Thursday, December 6, 2012

Traditions: St. Nicholas Day

Happy St. Nicholas Day!

Roger's treats from St. Nicholas

Do you know about this holiday?  It's St. Nicholas's feast day.  The patron saint of bakers and pawnbrokers, St. Nicholas is the forerunner of Santa Claus, mostly do the power of poetry and, in particular, "A Visit from Saint Nicholas."  On December 5th, in Germany, children leave their shoes outside for St. Nicholas to fill with treats and small gifts.  My next door neighbor, Emily, was the first person to introduce this tradition to me, and I remember her getting a CD or two one year, and thinking it was a great idea.  We never did it in my house growing up, but like the Christmas pickle, I thought it would be cute to start doing it.  Of course, Roger goes to bed after me and wakes up before me, so I couldn't surprise him in the morning, but I did manage to surprise him after he came back from work.  I watched him from our peep-hole, and he seemed pretty happy to see the candy, book, and holiday boxers I left for him.

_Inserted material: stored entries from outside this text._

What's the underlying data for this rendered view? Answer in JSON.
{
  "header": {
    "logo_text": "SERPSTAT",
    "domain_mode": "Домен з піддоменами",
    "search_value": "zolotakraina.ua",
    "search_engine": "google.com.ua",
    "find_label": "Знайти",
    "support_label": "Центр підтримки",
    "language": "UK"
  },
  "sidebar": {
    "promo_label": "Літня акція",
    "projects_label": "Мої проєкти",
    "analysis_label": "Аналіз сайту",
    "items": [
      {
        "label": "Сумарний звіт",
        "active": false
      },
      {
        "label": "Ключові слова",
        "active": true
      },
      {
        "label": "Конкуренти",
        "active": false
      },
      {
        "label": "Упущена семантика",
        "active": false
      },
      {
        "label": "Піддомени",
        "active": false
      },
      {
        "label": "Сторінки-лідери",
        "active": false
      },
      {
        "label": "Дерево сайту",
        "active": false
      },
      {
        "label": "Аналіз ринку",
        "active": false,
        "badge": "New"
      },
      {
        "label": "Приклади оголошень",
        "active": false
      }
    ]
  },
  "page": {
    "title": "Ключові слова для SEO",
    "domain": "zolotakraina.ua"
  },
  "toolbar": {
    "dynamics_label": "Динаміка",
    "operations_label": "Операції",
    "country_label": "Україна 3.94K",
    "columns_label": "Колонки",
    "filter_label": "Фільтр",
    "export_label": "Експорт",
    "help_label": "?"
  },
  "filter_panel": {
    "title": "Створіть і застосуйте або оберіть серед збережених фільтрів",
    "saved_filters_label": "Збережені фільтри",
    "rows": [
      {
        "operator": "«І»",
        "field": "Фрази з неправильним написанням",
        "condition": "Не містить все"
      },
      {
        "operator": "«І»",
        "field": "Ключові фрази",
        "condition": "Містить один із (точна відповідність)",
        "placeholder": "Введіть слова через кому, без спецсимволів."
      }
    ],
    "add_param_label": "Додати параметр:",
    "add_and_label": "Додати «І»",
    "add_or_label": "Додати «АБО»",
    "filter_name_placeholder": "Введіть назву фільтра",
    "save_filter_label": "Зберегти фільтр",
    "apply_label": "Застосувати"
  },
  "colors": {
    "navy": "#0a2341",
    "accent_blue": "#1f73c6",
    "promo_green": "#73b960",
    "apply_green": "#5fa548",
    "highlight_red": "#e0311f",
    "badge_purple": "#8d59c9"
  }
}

Not completely unrelatedly, we enjoyed a big German-themed meal on Tuesday.  I threw on some polka-music, grabbed a cold beer, and before frying up the "Hofbrau" sausages we'd bought at Trader Joe's this weekend, I made these two delicious side dishes: 


German Potato Salad (adapted from Food Network)
The grandmother of some of our family friends makes the greatest German potato salad known to mankind.  This isn't quite as good as hers (nothing ever will be), but it's pretty darn close.  I've made this with and without the bacon, and it's delicious either way, but with the bacon is much closer to what I remember, so I prefer it.
  •  2 pounds Yukon gold potatoes
  • 1/2 pound thick-cut bacon
  • 3/4 cup finely chopped onion
  • 1/3 cup white vinegar
  • 1/4 cup sugar
  • 1 tablespoon Dijon mustard
  • 1 teaspoon salt
  • Chives or parsley (optional)
Peel and dice the potatoes, and place them in a pot.  Cover them with enough water to extend 2 inches above the surface of the potatoes. Salt the water and bring to boil over medium-high heat. Continue cooking until potatoes are tender when pierced with a fork, about 12 minutes. Be careful not to overcook, as this will turn into mashed potatoes when you toss them if you do.  (This is actually really good, and what I've done every time I've made them, but it's not traditional.)

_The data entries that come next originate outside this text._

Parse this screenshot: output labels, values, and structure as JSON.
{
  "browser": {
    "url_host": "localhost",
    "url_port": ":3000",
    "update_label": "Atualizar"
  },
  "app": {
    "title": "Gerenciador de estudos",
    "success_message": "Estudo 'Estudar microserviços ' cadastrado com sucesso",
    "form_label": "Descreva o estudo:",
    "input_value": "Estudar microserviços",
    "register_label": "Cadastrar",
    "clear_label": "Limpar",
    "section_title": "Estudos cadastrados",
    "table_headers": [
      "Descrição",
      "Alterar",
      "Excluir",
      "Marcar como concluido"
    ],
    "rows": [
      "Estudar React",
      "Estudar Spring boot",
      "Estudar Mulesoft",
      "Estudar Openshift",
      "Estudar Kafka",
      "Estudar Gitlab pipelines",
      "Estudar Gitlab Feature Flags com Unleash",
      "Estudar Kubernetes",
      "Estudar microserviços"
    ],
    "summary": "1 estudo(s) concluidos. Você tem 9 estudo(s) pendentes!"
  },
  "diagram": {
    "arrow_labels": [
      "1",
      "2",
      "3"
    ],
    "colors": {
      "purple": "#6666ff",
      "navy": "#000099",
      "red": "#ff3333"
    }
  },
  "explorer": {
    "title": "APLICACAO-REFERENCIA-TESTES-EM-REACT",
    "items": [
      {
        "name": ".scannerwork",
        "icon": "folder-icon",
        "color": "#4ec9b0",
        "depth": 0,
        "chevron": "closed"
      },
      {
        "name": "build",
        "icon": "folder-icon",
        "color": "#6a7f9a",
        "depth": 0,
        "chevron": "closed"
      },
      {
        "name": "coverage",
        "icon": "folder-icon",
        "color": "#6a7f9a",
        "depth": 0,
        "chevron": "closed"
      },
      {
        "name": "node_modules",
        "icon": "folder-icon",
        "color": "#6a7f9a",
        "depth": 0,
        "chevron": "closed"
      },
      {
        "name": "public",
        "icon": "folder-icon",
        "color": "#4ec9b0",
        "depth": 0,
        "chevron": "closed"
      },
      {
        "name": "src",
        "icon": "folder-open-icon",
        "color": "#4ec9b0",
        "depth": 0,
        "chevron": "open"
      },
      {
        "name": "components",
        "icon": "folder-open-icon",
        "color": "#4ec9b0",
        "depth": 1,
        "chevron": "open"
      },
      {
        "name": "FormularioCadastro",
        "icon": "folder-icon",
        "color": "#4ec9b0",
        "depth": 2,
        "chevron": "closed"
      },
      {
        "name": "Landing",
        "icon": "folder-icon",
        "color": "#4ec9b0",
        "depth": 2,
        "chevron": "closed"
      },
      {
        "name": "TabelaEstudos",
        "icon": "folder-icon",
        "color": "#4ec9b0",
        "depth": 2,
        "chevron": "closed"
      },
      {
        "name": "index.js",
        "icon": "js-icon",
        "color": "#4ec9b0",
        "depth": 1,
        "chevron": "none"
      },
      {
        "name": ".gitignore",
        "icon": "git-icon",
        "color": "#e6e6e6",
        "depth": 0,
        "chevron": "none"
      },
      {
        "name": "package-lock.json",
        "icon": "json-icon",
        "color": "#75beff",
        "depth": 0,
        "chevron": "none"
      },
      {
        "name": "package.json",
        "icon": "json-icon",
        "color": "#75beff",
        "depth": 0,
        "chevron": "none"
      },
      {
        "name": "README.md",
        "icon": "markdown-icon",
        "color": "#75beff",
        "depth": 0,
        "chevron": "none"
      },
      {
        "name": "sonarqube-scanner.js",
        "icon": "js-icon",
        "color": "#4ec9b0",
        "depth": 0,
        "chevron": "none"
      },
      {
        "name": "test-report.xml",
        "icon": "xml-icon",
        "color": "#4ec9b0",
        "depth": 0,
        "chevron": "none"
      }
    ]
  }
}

While the potatoes boil, cook the bacon in a large skillet over medium-high heat. Once crisp, place on a paper towel-lined plate and crumble into small pieces. Pour off the rendered fat, reserving 1/4 cup in the pan. Turn the heat to medium and add the onion. Cook until translucent, about 5 minutes.

Whisk in the vinegar, sugar, mustard, and salt and stir until thick and bubbly. Add the cooked potatoes and toss to coat. Top with the crumbled bacon and garnish with chives or parsley. Serve warm or at room temperature.

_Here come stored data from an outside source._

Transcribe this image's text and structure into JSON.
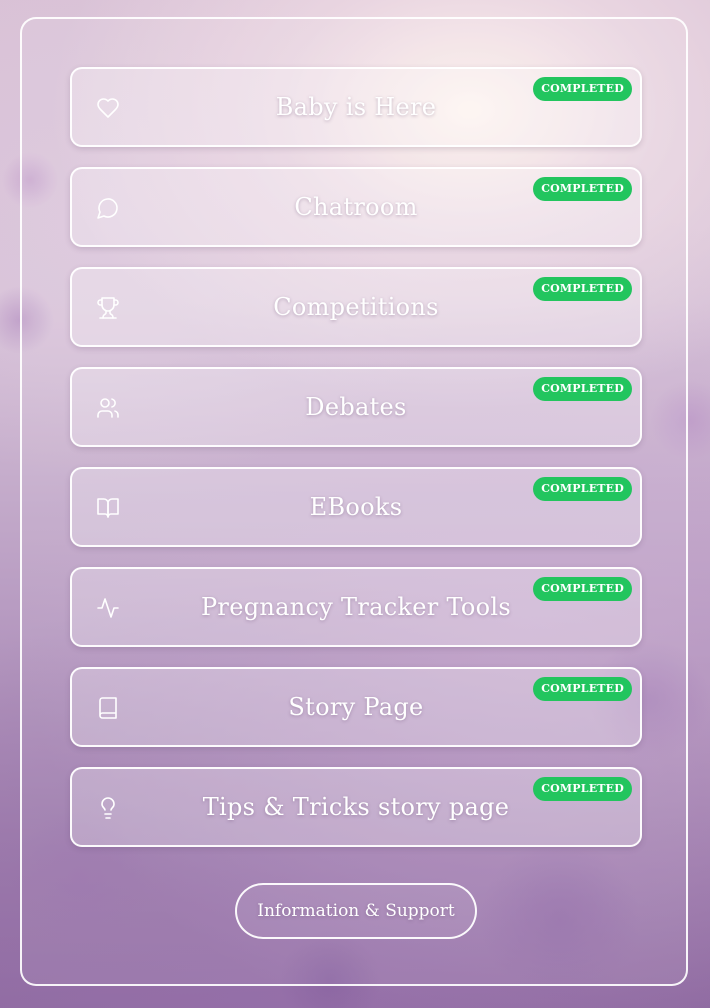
{
  "items": [
    {
      "label": "Baby is Here",
      "icon": "heart-icon",
      "status": "COMPLETED"
    },
    {
      "label": "Chatroom",
      "icon": "chat-bubble-icon",
      "status": "COMPLETED"
    },
    {
      "label": "Competitions",
      "icon": "trophy-icon",
      "status": "COMPLETED"
    },
    {
      "label": "Debates",
      "icon": "users-icon",
      "status": "COMPLETED"
    },
    {
      "label": "EBooks",
      "icon": "open-book-icon",
      "status": "COMPLETED"
    },
    {
      "label": "Pregnancy Tracker Tools",
      "icon": "activity-icon",
      "status": "COMPLETED"
    },
    {
      "label": "Story Page",
      "icon": "book-icon",
      "status": "COMPLETED"
    },
    {
      "label": "Tips & Tricks story page",
      "icon": "lightbulb-icon",
      "status": "COMPLETED"
    }
  ],
  "footer": {
    "info_button_label": "Information & Support"
  },
  "colors": {
    "badge_green": "#22c55e",
    "text": "#ffffff"
  }
}
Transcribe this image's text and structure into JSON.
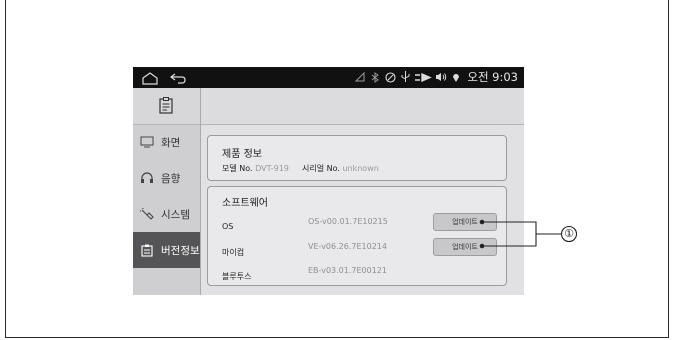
{
  "statusbar": {
    "time": "오전 9:03",
    "icons": [
      "home-icon",
      "back-icon",
      "signal-icon",
      "bluetooth-icon",
      "gps-icon",
      "usb-icon",
      "media-icon",
      "volume-icon",
      "location-icon"
    ]
  },
  "sidebar": {
    "items": [
      {
        "label": "화면",
        "icon": "display-icon"
      },
      {
        "label": "음향",
        "icon": "headphones-icon"
      },
      {
        "label": "시스템",
        "icon": "wrench-icon"
      },
      {
        "label": "버전정보",
        "icon": "clipboard-icon",
        "active": true
      }
    ]
  },
  "product": {
    "title": "제품 정보",
    "model_label": "모델 No.",
    "model_value": "DVT-919",
    "serial_label": "시리얼 No.",
    "serial_value": "unknown"
  },
  "software": {
    "title": "소프트웨어",
    "rows": [
      {
        "name": "OS",
        "version": "OS-v00.01.7E10215",
        "button": "업데이트"
      },
      {
        "name": "마이컴",
        "version": "VE-v06.26.7E10214",
        "button": "업데이트"
      },
      {
        "name": "블루투스",
        "version": "EB-v03.01.7E00121"
      }
    ]
  },
  "callout": {
    "label": "①"
  }
}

German Red Cabbage (Adapted from AllRecipes)
This turned out to be a really nice side dish that was quick to whip up and didn't involve too much prep (I used a food processor to shred the cabbage). 
  • 2 tablespoons butter
  • 5 cups shredded red cabbage
  • 1 cup sliced green apples
  • 1/3 cup apple cider vinegar
  • 3 tablespoons water
  • 1/4 cup white sugar
  • 2 1/4 teaspoons salt
  • 1/4 teaspoon black pepper
  • 1/4 teaspoon ground cloves (I didn't use these, but I bet they would be good!)
Place butter, cabbage, apples, and sugar into a large pot. Pour in the vinegar and water, and season with salt, pepper, and cloves.

Bring the liquids at the bottom to a boil over medium-high heat, then reduce heat to low, cover, and simmer until the cabbage is tender, about one and a half hours.

Guten Appetit!


  1. Gah! I love that you celebrate St. Nick's day! It's like crazy popular in southeastern WI where I grew up, but my parents were from a different part of the state and seriously thought I was making stuff up when I'd come home from school and tell them EVERYONE in my class got presents that day except me. My mom started grudgingly giving us candy when I was in high school--apparently by the time my youngest sister got to school she was convinced it was real. But C and I have celebrated it every year since we started dating.

    1. I love that story! I'm sure my parents would also think my sister and I were making it up if we came home with stories of everyone else getting gifts! Emily and Kiera (the family friend with the Oma of potato-salad fame) were the only friends who celebrated it growing up, but I've always thought it was such a cool tradition. Glad to hear you and C have made it your own!